The Commitments – 30 anni del ‘Dublino Soul’

Nella sua interessantissima filmografia, Alan Parker (1944-2020) regista britannico, ha spesso e volentieri effettuato incursioni nella cultura irlandese raccontandone, senza presunzione british, pregi e difetti. Dunque, la caparbietà o l’orgoglio, per esempio, ma anche la pigrizia e la testardaggine.

Prima di questo film, aveva già realizzato tre discrete pellicole sul genere musicale (Piccoli Gangsters, Saranno Famosi e la trasposizione cinematografica del concept-album THE WALL dei Pink Floyd).

Il suo coinvolgimento con la musica fin dagli inizi della carriera fu quasi casuale (cominciò dalla pubblicità esattamente come i compatrioti Ridley e Tony Scott) ma è rimasto indelebile: non a caso, Parker raccontava di come le migliori esperienze mai vissute sul set siano state quelle in cui era circondato da musicisti ancor più che da attori.

Proprio per questo motivo, nel suo cuore e nei suoi ricordi occupa un posto speciale “THE COMMITMENTS” (1991) piccolissima co-produzione UK/USA/Irlanda che aveva gran parte del budget destinato alla colonna sonora ed era interpretata quasi esclusivamente da giovani musicisti che non avevano mai recitato in vita loro. In poco tempo e ben oltre le più rosee delle previsioni, il film divenne un piccolo successo al botteghino, un favorito della critica USA ed un vero e proprio oggetto di culto negli anni successivi. All’epoca riuscì addirittura ad accaparrarsi una nomination agli Oscar per lo strepitoso montaggio di Gerry Hambling, una candidatura ai Golden Globes come migliore Commedia/Musical ed infine a vincere ben quattro BAFTA per film, regia, montaggio e sceneggiatura non originale.

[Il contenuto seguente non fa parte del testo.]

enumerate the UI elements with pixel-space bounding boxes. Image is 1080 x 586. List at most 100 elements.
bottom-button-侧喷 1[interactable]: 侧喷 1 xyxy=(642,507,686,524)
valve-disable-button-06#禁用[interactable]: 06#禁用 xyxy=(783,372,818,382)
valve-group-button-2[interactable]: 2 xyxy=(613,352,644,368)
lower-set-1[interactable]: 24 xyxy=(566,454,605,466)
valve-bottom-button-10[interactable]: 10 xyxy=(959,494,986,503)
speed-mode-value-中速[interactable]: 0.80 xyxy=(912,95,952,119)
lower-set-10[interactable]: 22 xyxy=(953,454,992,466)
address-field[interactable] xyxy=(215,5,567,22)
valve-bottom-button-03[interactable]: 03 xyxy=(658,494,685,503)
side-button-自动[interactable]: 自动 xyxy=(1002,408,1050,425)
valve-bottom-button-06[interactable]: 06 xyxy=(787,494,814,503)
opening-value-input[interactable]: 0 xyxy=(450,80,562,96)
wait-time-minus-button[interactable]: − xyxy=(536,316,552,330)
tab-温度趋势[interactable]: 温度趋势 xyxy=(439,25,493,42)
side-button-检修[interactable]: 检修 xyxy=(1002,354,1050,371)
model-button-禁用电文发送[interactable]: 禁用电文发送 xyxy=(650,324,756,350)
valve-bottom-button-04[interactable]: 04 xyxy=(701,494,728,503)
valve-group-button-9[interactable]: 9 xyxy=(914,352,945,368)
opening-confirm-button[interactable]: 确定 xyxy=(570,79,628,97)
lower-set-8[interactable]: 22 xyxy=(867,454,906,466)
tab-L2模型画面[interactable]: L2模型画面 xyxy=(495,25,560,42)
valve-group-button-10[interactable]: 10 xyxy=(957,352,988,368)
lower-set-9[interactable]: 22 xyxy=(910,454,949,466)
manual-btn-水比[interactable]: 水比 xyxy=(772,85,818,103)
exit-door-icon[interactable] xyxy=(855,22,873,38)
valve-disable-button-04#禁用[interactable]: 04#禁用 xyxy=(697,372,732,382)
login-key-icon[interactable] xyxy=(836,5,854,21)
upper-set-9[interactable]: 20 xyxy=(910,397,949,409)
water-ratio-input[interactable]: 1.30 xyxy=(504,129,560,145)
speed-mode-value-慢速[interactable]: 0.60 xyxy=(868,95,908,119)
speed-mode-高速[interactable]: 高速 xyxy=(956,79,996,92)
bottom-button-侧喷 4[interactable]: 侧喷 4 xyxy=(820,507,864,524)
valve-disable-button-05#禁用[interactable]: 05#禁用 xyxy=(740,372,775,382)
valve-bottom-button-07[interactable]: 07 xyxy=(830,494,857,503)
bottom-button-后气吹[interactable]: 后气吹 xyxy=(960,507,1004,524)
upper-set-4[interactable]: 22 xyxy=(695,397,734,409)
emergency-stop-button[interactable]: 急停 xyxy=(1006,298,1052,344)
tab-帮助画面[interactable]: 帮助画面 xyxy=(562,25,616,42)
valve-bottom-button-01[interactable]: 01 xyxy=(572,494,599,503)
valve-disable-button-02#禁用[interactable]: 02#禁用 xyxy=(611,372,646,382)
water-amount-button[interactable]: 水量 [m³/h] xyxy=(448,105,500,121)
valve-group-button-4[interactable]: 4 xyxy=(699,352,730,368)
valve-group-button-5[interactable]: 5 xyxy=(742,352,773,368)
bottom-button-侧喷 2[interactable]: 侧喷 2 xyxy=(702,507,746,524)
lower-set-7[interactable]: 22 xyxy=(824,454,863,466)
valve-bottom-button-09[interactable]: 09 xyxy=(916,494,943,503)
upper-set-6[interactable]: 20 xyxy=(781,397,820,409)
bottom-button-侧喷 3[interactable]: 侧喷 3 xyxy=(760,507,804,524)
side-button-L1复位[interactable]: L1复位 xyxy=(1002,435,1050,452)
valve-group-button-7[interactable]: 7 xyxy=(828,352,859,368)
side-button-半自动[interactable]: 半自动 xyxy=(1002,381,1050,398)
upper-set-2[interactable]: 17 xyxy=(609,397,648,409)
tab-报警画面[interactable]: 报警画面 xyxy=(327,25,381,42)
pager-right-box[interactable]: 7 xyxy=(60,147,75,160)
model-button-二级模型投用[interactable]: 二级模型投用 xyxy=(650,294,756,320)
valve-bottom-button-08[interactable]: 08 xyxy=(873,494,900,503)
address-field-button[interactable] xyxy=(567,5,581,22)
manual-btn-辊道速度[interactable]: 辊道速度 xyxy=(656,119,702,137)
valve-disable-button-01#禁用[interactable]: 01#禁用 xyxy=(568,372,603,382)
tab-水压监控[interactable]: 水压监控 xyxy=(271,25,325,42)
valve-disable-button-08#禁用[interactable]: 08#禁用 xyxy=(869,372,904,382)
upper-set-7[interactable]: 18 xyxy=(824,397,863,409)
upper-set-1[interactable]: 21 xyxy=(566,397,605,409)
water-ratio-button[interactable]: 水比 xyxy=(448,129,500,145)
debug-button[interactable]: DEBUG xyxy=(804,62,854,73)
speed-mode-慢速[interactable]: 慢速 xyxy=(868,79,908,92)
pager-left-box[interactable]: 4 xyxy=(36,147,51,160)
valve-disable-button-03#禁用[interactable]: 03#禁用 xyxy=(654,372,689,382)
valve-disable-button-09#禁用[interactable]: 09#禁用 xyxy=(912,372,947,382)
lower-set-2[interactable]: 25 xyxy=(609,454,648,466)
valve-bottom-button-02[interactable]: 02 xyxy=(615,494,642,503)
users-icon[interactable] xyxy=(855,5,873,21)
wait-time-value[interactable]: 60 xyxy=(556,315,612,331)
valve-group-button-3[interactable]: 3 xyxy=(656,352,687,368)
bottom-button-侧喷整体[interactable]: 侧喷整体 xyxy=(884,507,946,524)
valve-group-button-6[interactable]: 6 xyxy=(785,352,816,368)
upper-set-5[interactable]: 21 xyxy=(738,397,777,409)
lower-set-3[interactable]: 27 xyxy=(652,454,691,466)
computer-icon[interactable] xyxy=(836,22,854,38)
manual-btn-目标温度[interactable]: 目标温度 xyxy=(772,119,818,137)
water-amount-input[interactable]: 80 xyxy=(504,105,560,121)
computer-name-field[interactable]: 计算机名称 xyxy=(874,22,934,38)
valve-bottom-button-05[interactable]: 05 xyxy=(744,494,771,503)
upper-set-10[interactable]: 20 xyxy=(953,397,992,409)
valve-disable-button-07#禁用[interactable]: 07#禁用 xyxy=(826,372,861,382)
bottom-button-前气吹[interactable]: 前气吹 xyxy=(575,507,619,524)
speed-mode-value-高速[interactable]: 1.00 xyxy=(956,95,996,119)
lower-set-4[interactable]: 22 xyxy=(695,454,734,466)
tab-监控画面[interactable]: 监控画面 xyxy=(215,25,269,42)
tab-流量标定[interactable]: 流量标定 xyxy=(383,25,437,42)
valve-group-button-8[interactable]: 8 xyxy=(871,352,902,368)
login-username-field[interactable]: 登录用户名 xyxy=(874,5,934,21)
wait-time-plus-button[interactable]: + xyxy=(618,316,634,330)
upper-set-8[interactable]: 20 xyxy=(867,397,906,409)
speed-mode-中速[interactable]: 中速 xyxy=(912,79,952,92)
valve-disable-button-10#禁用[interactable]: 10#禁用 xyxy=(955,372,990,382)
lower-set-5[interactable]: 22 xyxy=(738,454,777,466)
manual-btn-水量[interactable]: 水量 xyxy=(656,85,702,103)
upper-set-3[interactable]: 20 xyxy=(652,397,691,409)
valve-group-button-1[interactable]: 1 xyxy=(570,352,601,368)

Rivisto oggi, a esattamente 30 anni dalla sua prima uscita, The Commitments non solo non sembra invecchiato di un giorno – anche perché una delle sue caratteristiche è sempre stata quella di sembrare un po’ fuori dal tempo – ma probabilmente risulta addirittura migliore perché presenta una freschezza, una genuinità, un’energia ma anche un’arguzia che sono merce sempre più rara al giorno d’oggi. La storia di Jimmy Rabbitte (Robert Arkins) appassionato di musica e aspirante manager, e della sua volontà di creare una soul band in Irlanda, è già divertente nelle premesse e di per sé vincente se accostata a tanta buona musica; ma se il film di Parker riesce ad andare oltre tutto questo, a diventare una parabola per un’intera nazione ed una generazione in cui tutti vogliono essere musicisti (oltre 1000 band suonano a Dublino tutte le sere in una città da mezzo milione di abitanti), è perché alle spalle c’è stato un autore che di giovani e musica se ne intende.

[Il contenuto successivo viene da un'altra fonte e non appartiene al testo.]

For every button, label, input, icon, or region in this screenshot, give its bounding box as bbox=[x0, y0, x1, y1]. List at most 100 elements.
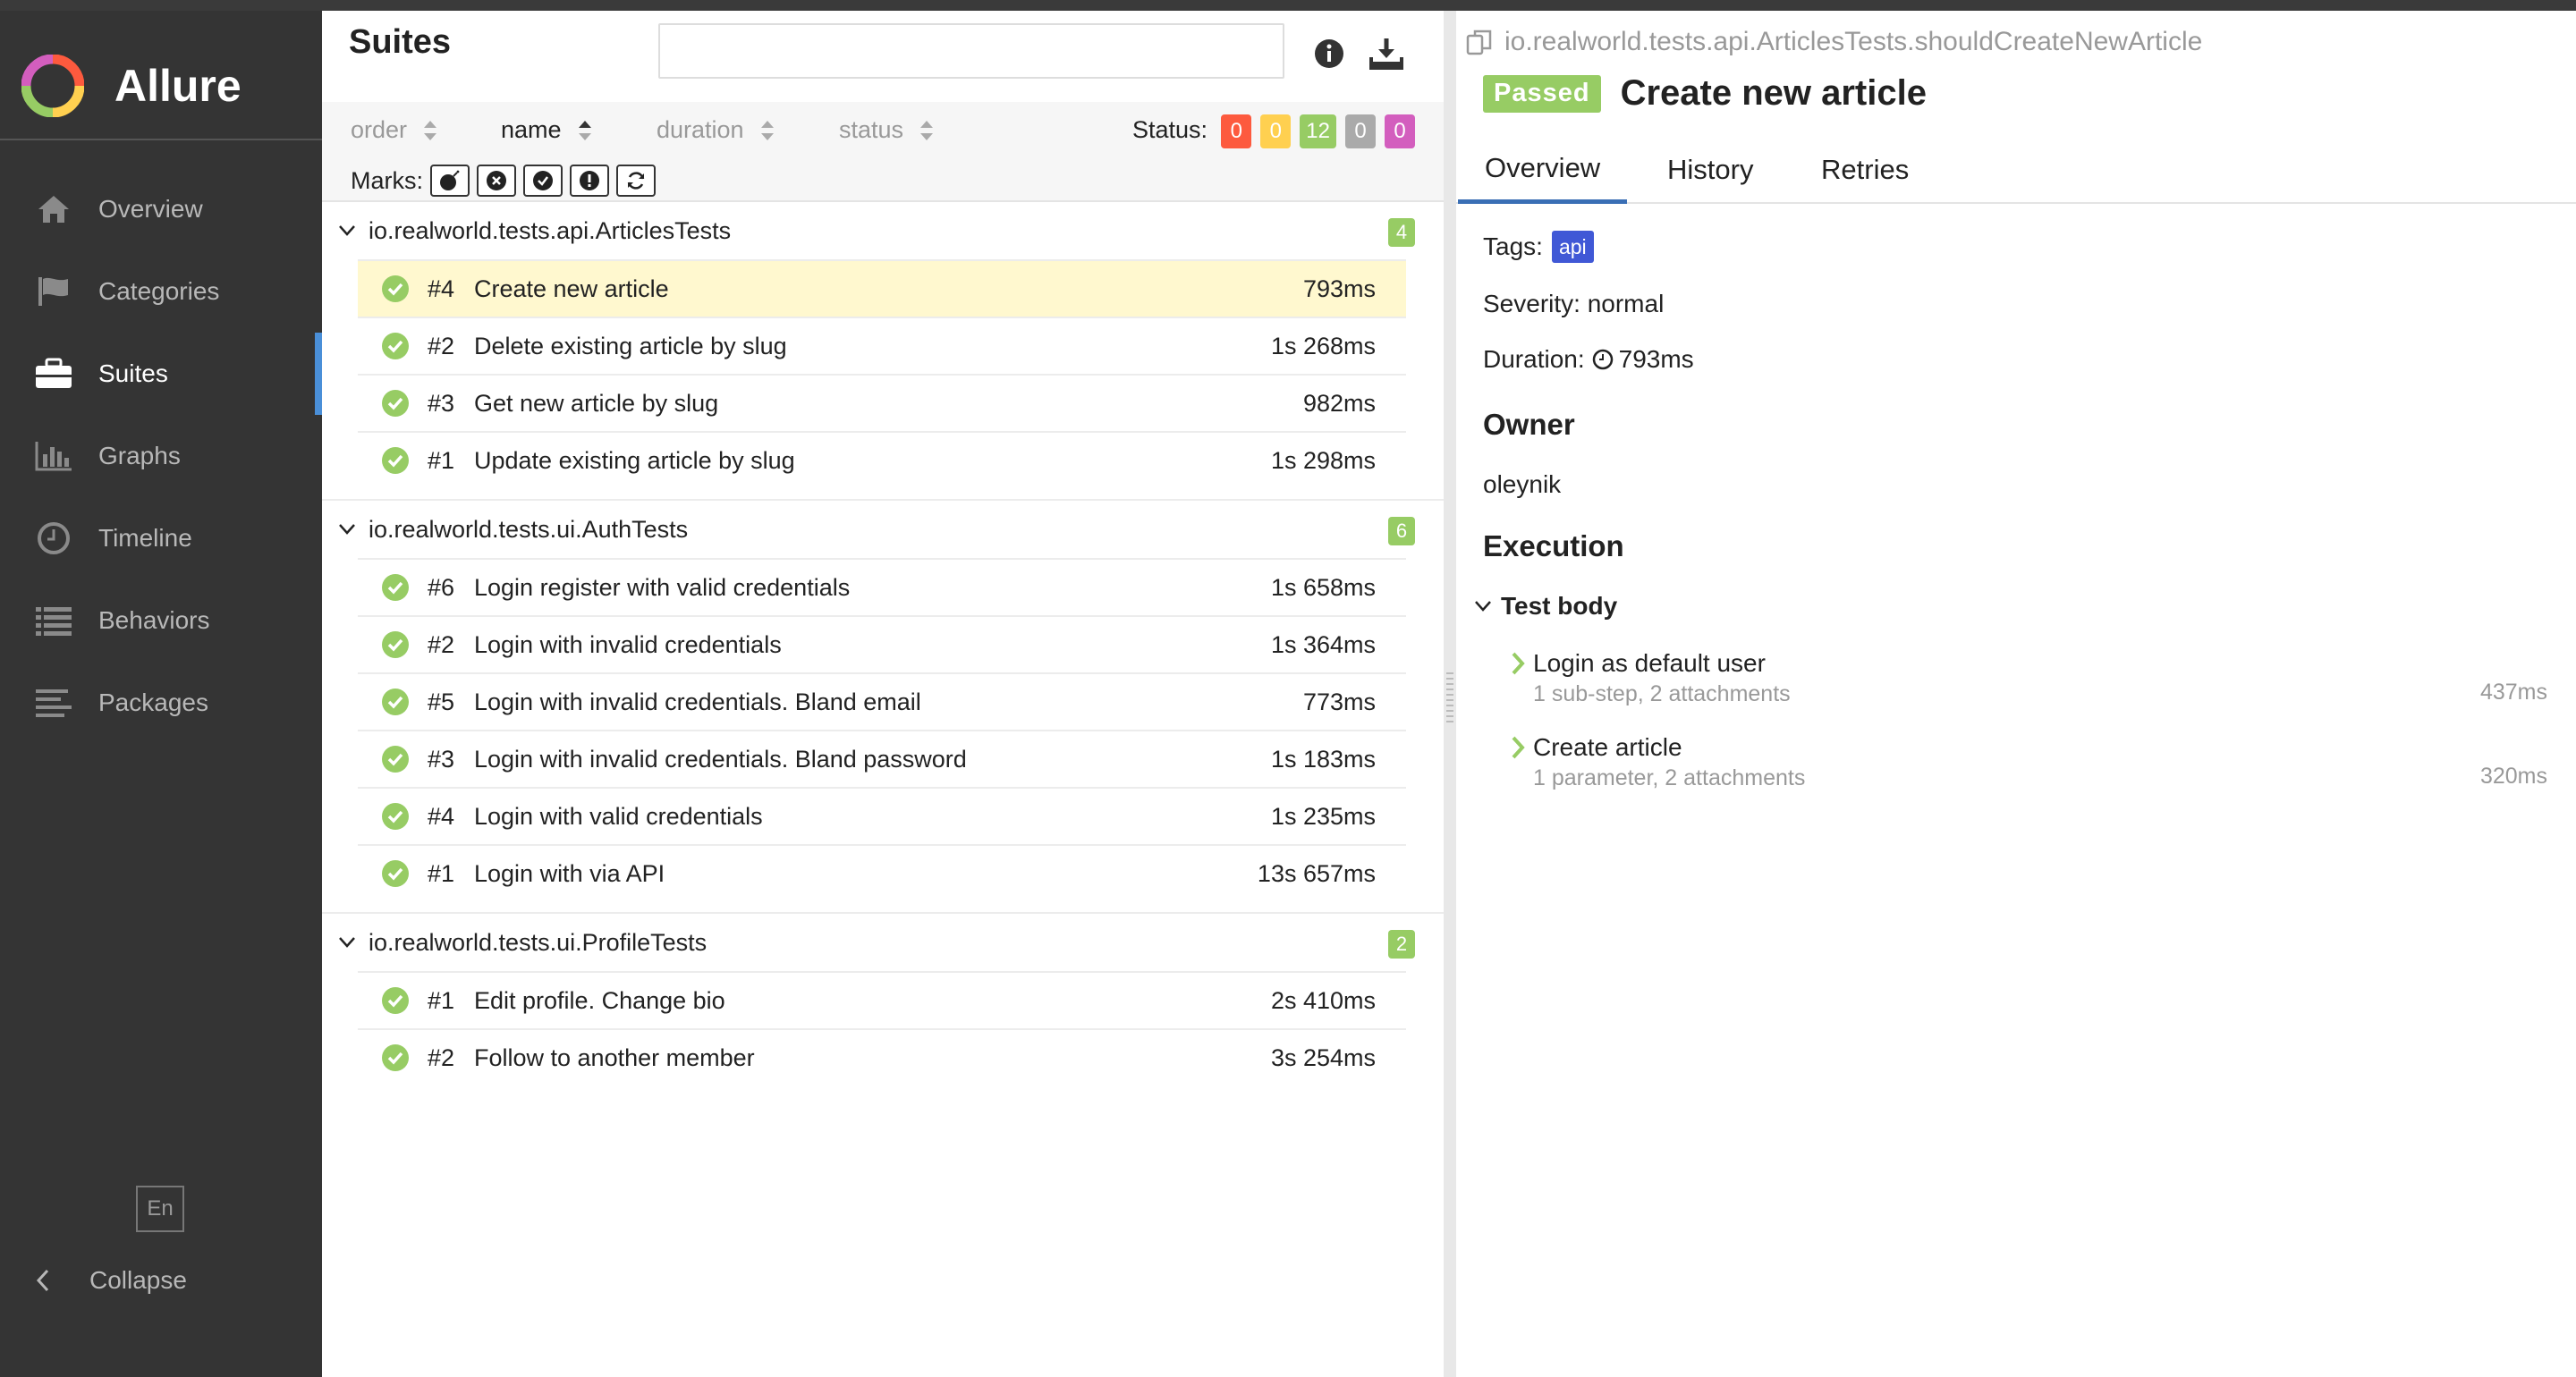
collapse-button[interactable]: Collapse bbox=[36, 1266, 187, 1295]
status-failed-toggle[interactable]: 0 bbox=[1221, 114, 1252, 148]
test-row[interactable]: #3 Get new article by slug 982ms bbox=[358, 374, 1406, 431]
test-name: Delete existing article by slug bbox=[474, 332, 787, 359]
pane-splitter[interactable] bbox=[1444, 11, 1456, 1377]
test-name: Login with invalid credentials. Bland pa… bbox=[474, 745, 967, 773]
sidebar-nav: Overview Categories Suites Graphs Timeli… bbox=[0, 168, 322, 744]
sidebar-item-timeline[interactable]: Timeline bbox=[0, 497, 322, 579]
test-number: #4 bbox=[428, 802, 455, 830]
sort-icon bbox=[760, 120, 774, 140]
test-row[interactable]: #1 Update existing article by slug 1s 29… bbox=[358, 431, 1406, 488]
sidebar-item-overview[interactable]: Overview bbox=[0, 168, 322, 250]
brand[interactable]: Allure bbox=[21, 41, 242, 131]
status-unknown-toggle[interactable]: 0 bbox=[1385, 114, 1415, 148]
chevron-down-icon bbox=[339, 937, 355, 948]
status-broken-toggle[interactable]: 0 bbox=[1260, 114, 1292, 148]
sidebar-item-categories[interactable]: Categories bbox=[0, 250, 322, 333]
sidebar-item-label: Behaviors bbox=[98, 606, 210, 634]
splitter-grip[interactable] bbox=[1446, 672, 1453, 726]
suite-name: io.realworld.tests.ui.ProfileTests bbox=[369, 928, 708, 956]
sidebar-item-label: Categories bbox=[98, 277, 220, 305]
suite-name: io.realworld.tests.ui.AuthTests bbox=[369, 515, 689, 543]
times-circle-icon bbox=[487, 171, 506, 190]
sidebar-divider bbox=[0, 139, 322, 140]
chevron-right-icon bbox=[1512, 736, 1525, 759]
sort-by-duration[interactable]: duration bbox=[657, 116, 775, 144]
download-icon[interactable] bbox=[1368, 36, 1404, 72]
sidebar-item-behaviors[interactable]: Behaviors bbox=[0, 579, 322, 662]
step-duration: 320ms bbox=[2479, 764, 2547, 789]
new-failed-mark-toggle[interactable] bbox=[477, 165, 516, 197]
sidebar-item-label: Suites bbox=[98, 359, 168, 387]
tags-row: Tags: api bbox=[1483, 231, 1594, 263]
test-row[interactable]: #6 Login register with valid credentials… bbox=[358, 558, 1406, 615]
test-duration: 793ms bbox=[1302, 275, 1376, 302]
test-duration: 982ms bbox=[1302, 389, 1376, 417]
sort-by-name[interactable]: name bbox=[501, 116, 592, 144]
sort-label: status bbox=[839, 116, 904, 143]
suite-group-header[interactable]: io.realworld.tests.ui.ProfileTests 2 bbox=[322, 914, 1444, 971]
suite-group: io.realworld.tests.ui.ProfileTests 2 #1 … bbox=[322, 914, 1444, 1096]
test-number: #3 bbox=[428, 745, 455, 773]
language-switcher[interactable]: En bbox=[136, 1186, 184, 1232]
sort-label: order bbox=[351, 116, 408, 143]
test-row[interactable]: #2 Login with invalid credentials 1s 364… bbox=[358, 615, 1406, 672]
sort-by-order[interactable]: order bbox=[351, 116, 437, 144]
info-icon[interactable] bbox=[1311, 36, 1347, 72]
collapse-label: Collapse bbox=[89, 1266, 187, 1294]
test-row[interactable]: #4 Create new article 793ms bbox=[358, 259, 1406, 317]
test-row[interactable]: #4 Login with valid credentials 1s 235ms bbox=[358, 787, 1406, 844]
tree-toolbar: order name duration status Status: 0 0 1… bbox=[322, 102, 1444, 202]
test-duration: 1s 364ms bbox=[1270, 630, 1376, 658]
duration-value: 793ms bbox=[1618, 345, 1694, 373]
tab-history[interactable]: History bbox=[1640, 136, 1780, 204]
test-name: Login with valid credentials bbox=[474, 802, 763, 830]
refresh-icon bbox=[627, 172, 645, 190]
test-duration: 13s 657ms bbox=[1257, 859, 1376, 887]
chevron-down-icon bbox=[339, 524, 355, 535]
sidebar-item-graphs[interactable]: Graphs bbox=[0, 415, 322, 497]
flaky-mark-toggle[interactable] bbox=[430, 165, 470, 197]
status-skipped-toggle[interactable]: 0 bbox=[1345, 114, 1376, 148]
page-title: Suites bbox=[349, 23, 452, 61]
step-meta: 1 parameter, 2 attachments bbox=[1533, 765, 1806, 790]
suites-panel: Suites order name duration status Status… bbox=[322, 11, 1444, 1377]
test-row[interactable]: #2 Follow to another member 3s 254ms bbox=[358, 1028, 1406, 1086]
search-input[interactable] bbox=[658, 23, 1284, 79]
copy-icon[interactable] bbox=[1465, 28, 1494, 56]
check-circle-icon bbox=[382, 333, 409, 359]
test-row[interactable]: #1 Edit profile. Change bio 2s 410ms bbox=[358, 971, 1406, 1028]
chevron-right-icon bbox=[1512, 652, 1525, 675]
status-passed-toggle[interactable]: 12 bbox=[1300, 114, 1336, 148]
retries-mark-toggle[interactable] bbox=[616, 165, 656, 197]
check-circle-icon bbox=[382, 860, 409, 887]
sort-icon bbox=[424, 120, 437, 140]
new-broken-mark-toggle[interactable] bbox=[570, 165, 609, 197]
marks-label: Marks: bbox=[351, 166, 423, 194]
flag-icon bbox=[32, 274, 75, 309]
clock-icon bbox=[32, 520, 75, 556]
test-number: #6 bbox=[428, 573, 455, 601]
tab-overview[interactable]: Overview bbox=[1458, 136, 1628, 204]
test-row[interactable]: #5 Login with invalid credentials. Bland… bbox=[358, 672, 1406, 730]
tab-retries[interactable]: Retries bbox=[1794, 136, 1936, 204]
sort-by-status[interactable]: status bbox=[839, 116, 934, 144]
test-number: #2 bbox=[428, 1043, 455, 1071]
check-circle-icon bbox=[382, 987, 409, 1014]
sidebar-item-label: Overview bbox=[98, 195, 203, 223]
suite-count-badge: 6 bbox=[1388, 517, 1415, 545]
sidebar-item-suites[interactable]: Suites bbox=[0, 333, 322, 415]
test-row[interactable]: #1 Login with via API 13s 657ms bbox=[358, 844, 1406, 901]
status-badge: Passed bbox=[1483, 74, 1601, 113]
allure-logo-icon bbox=[21, 55, 84, 117]
test-row[interactable]: #3 Login with invalid credentials. Bland… bbox=[358, 730, 1406, 787]
new-passed-mark-toggle[interactable] bbox=[523, 165, 563, 197]
sidebar-item-packages[interactable]: Packages bbox=[0, 662, 322, 744]
check-circle-icon bbox=[382, 275, 409, 302]
full-name-text: io.realworld.tests.api.ArticlesTests.sho… bbox=[1504, 27, 2203, 56]
testcase-full-name[interactable]: io.realworld.tests.api.ArticlesTests.sho… bbox=[1465, 27, 2202, 57]
test-body-toggle[interactable]: Test body bbox=[1474, 592, 1617, 621]
test-row[interactable]: #2 Delete existing article by slug 1s 26… bbox=[358, 317, 1406, 374]
check-circle-icon bbox=[382, 688, 409, 715]
suite-group-header[interactable]: io.realworld.tests.ui.AuthTests 6 bbox=[322, 501, 1444, 558]
suite-group-header[interactable]: io.realworld.tests.api.ArticlesTests 4 bbox=[322, 202, 1444, 259]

Prima ancora di diventare un film, The Commitments è stato il romanzo d’esordio di Roddy Doyle, all’epoca insegnante di inglese e geografia a Dublino, e primo capitolo della cosiddetta Barrytown Trilogy, composta anche da The Snapper (in italiano Bella famiglia!) e Due sulla strada (The Van). Tutti e tre i romanzi sono diventati dei film, ma nessuno dei successivi ha mai raggiunto lo stesso successo del film di Alan Parker.

Doyle, che collaborò anche alla sceneggiatura di Dick Clement e Ian LaFrenais, apprezzò molto l’adattamento cinematografico e lodò soprattutto Parker per la capacità di catturare lo spirito, l’energia e l’umorismo del romanzo. Rimase invece perplesso su alcune libertà che Parker si prese soprattutto nel finale, reso più negativo e disincantato di quanto fosse nel romanzo. Eppure è proprio lì che il film spicca il volo, nel suo rendere l’ironia più amara attraverso tutta l’invenzione dell’affaire Wilson Pickett e nel non lasciare alcuna speranza al gruppo di musicisti e al suo protagonista Jimmy: i The Commitments erano un sogno ed i sogni finiscono.

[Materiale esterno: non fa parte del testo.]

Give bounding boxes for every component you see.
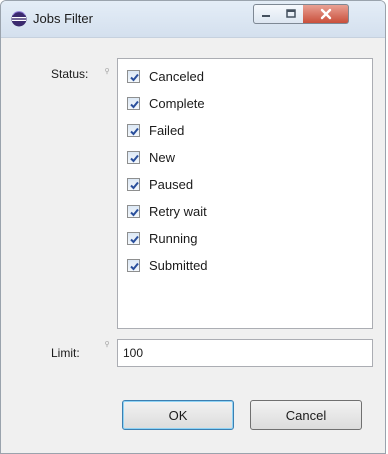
checkmark-icon (130, 127, 139, 135)
checkmark-icon (130, 262, 139, 270)
eclipse-icon (11, 11, 27, 27)
status-item-paused[interactable]: Paused (127, 174, 193, 194)
checkbox-running[interactable] (127, 231, 140, 245)
limit-input[interactable]: 100 (117, 339, 373, 367)
checkmark-icon (130, 235, 139, 243)
status-label: Status: (51, 67, 89, 81)
status-item-label: Paused (149, 176, 194, 192)
status-item-complete[interactable]: Complete (127, 93, 205, 113)
status-item-failed[interactable]: Failed (127, 120, 184, 140)
maximize-icon (285, 9, 296, 18)
cancel-button[interactable]: Cancel (250, 400, 362, 430)
checkmark-icon (130, 154, 139, 162)
lightbulb-icon (104, 335, 110, 348)
title-bar[interactable]: Jobs Filter (1, 1, 385, 38)
checkbox-failed[interactable] (127, 123, 140, 137)
close-icon (320, 8, 331, 20)
window-title: Jobs Filter (33, 11, 93, 26)
checkbox-new[interactable] (127, 150, 140, 164)
minimize-icon (262, 15, 270, 17)
checkbox-submitted[interactable] (127, 258, 140, 272)
status-item-submitted[interactable]: Submitted (127, 255, 208, 275)
status-item-label: Retry wait (149, 203, 207, 219)
status-item-label: Failed (149, 122, 185, 138)
checkmark-icon (130, 208, 139, 216)
status-item-canceled[interactable]: Canceled (127, 66, 204, 86)
status-item-label: New (149, 149, 176, 165)
checkmark-icon (130, 181, 139, 189)
checkmark-icon (130, 100, 139, 108)
status-item-label: Canceled (149, 68, 204, 84)
status-list[interactable]: Canceled Complete Failed New Paused Retr… (117, 58, 373, 329)
status-item-retry-wait[interactable]: Retry wait (127, 201, 207, 221)
maximize-button[interactable] (278, 4, 304, 24)
status-item-label: Complete (149, 95, 205, 111)
ok-button[interactable]: OK (122, 400, 234, 430)
checkbox-complete[interactable] (127, 96, 140, 110)
limit-label: Limit: (51, 346, 80, 360)
checkmark-icon (130, 73, 139, 81)
status-item-label: Submitted (149, 257, 208, 273)
checkbox-retry-wait[interactable] (127, 204, 140, 218)
minimize-button[interactable] (253, 4, 279, 24)
checkbox-paused[interactable] (127, 177, 140, 191)
status-item-new[interactable]: New (127, 147, 175, 167)
jobs-filter-dialog: Jobs Filter Status: Canceled Complete Fa… (0, 0, 386, 454)
lightbulb-icon (104, 62, 110, 75)
close-button[interactable] (303, 4, 349, 24)
status-item-label: Running (149, 230, 198, 246)
checkbox-canceled[interactable] (127, 69, 140, 83)
status-item-running[interactable]: Running (127, 228, 197, 248)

Un’altra differenza sostanziale rispetto al romanzo è l’inserimento di tanti piccoli siparietti ironici, come quelli religiosi sul prete e della confessione, che raccontano, scherzando, spaccati di vita tipici irlandesi; e in più mostrano una Dublino profondamente diversa e molto meno solare e allegra di quella a cui siamo abituati, concentrandosi soprattutto sulla periferia più povera. Eppure qualche anno fa The Commitments fu votato come miglior film irlandese di tutti i tempi attraverso un sondaggio popolare e ancora oggi resta un simbolo importante di un popolo che vive per la musica e attraverso essa esprime la propria natura, a volte allegra e felice, altre volte più malinconica.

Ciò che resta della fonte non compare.